To win one of these highly personal aerial duels to the death required a warrior’s heart. You could be the world’s greatest pilot and that wouldn’t be enough. Somewhere in your psyche there had to be the willingness, the desire, to get in close and kill. Nintendo didn’t invent this—you had to have this streak of the savage or you were the hunted, not the hunter.
F-8 pilots were the keepers of the holy flame during the early dark years of the Vietnam War when they alone enjoyed a very favorable kill ratio against MiGs. The founding fathers of the Navy’s Top Gun School were all F-8 pilots.
This blood lust is still essential for a fighter pilot, even if he or she is flying one of today’s push-button missile-launching platforms. Does this apple-cheeked high-tech computer whiz have enough savage left when the veneers of civilization are ripped away and he is naked in the sky in a kill-or-be-killed situation? If he doesn’t kill quickly enough and well, he will be killed. It’s that simple.
After snarfing a gut-bomb at Flo’s Airport Cafe, I wandered back to the FBO to say good-bye to Dave Lewis. As I walked toward the building a Navy-blue F4U gull-wing Corsair taxied in. The throaty rumble of that 2,100-HP radial engine touched something inside me that no torch singer ever reached.
“There’s always something new and different happening here,” Lewis told me. “History taxis by my window every day. And you never know what will go by next.
“The restorers are the key to Chino. Guys like Bruce Goessling, who went to Red China and thirty-nine days later came back with a batch of MiG-15s that still had the machine guns installed. And David Tallichet, who reportedly owns over three hundred airplanes. He’s almost finished with a magnificent restoration of a B-26 that crashed in Alaska on a ferry flight. Guys like Charles Nichols, who cornered the world market on N3N wings when he drove by a salvage yard one day and saw them stacked up. He walked in and bought them all. Just couldn’t bear the thought of those wings going in the smelter.”
I asked him if these people ever sell their treasures.
Lewis laughed. “Goessling sold the MiGs. But most of them never sell anything. Oh, they’ll trade you if you have something they want, but they don’t sell airplanes.”
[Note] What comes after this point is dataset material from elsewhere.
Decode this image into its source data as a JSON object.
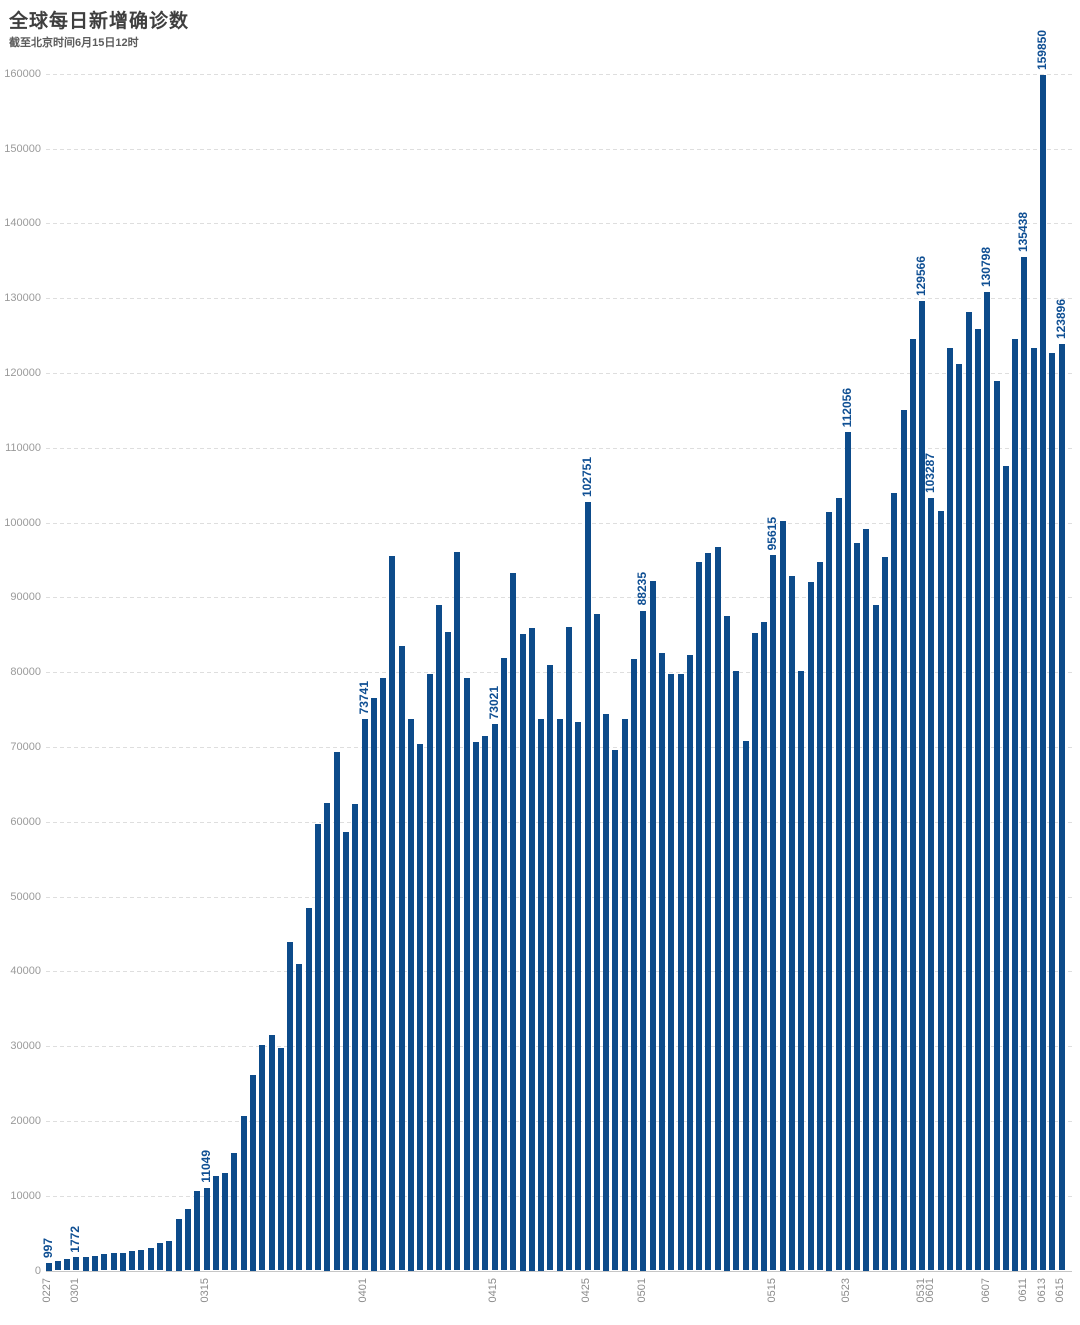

We talked about the Planes of Fame Museum. “It’s a flying museum. They fly about everything except the Hanriot. Steve Hinton flew their A-1 Skyraider when Paramount filmed your book,
Flight of the Intruder
. The museum used to give an airshow every year here at Chino, got all those planes out and flew them. That stopped about three years ago. The TCAs and ARSAs are growing like weeds in the L.A. basin. It’s getting harder and harder to fly here.
“But we have a new airport manager, a retired Marine, and he knows a thing or two about airshows. He’s working on one for next year, getting people to help. It’s going to be a great one. I think Hartley Folstad is going to do his Stearman show.”
Lewis rooted through the pile on his desk for a moment and found a brochure. A 25,000-hour former Navy pilot who now flies for United, Hartley Folstad has formed a company known as the Stearman Flight Center with headquarters at Chino. The company has five Stearmans, three with Pratt & Whitney 450s and two with Continental 220s. The company is in the airshow business, putting on aerial acts with the big-engined Stearmans and giving rides with the others. Folstad has personally restored seven Stearmans. I gotta meet this guy!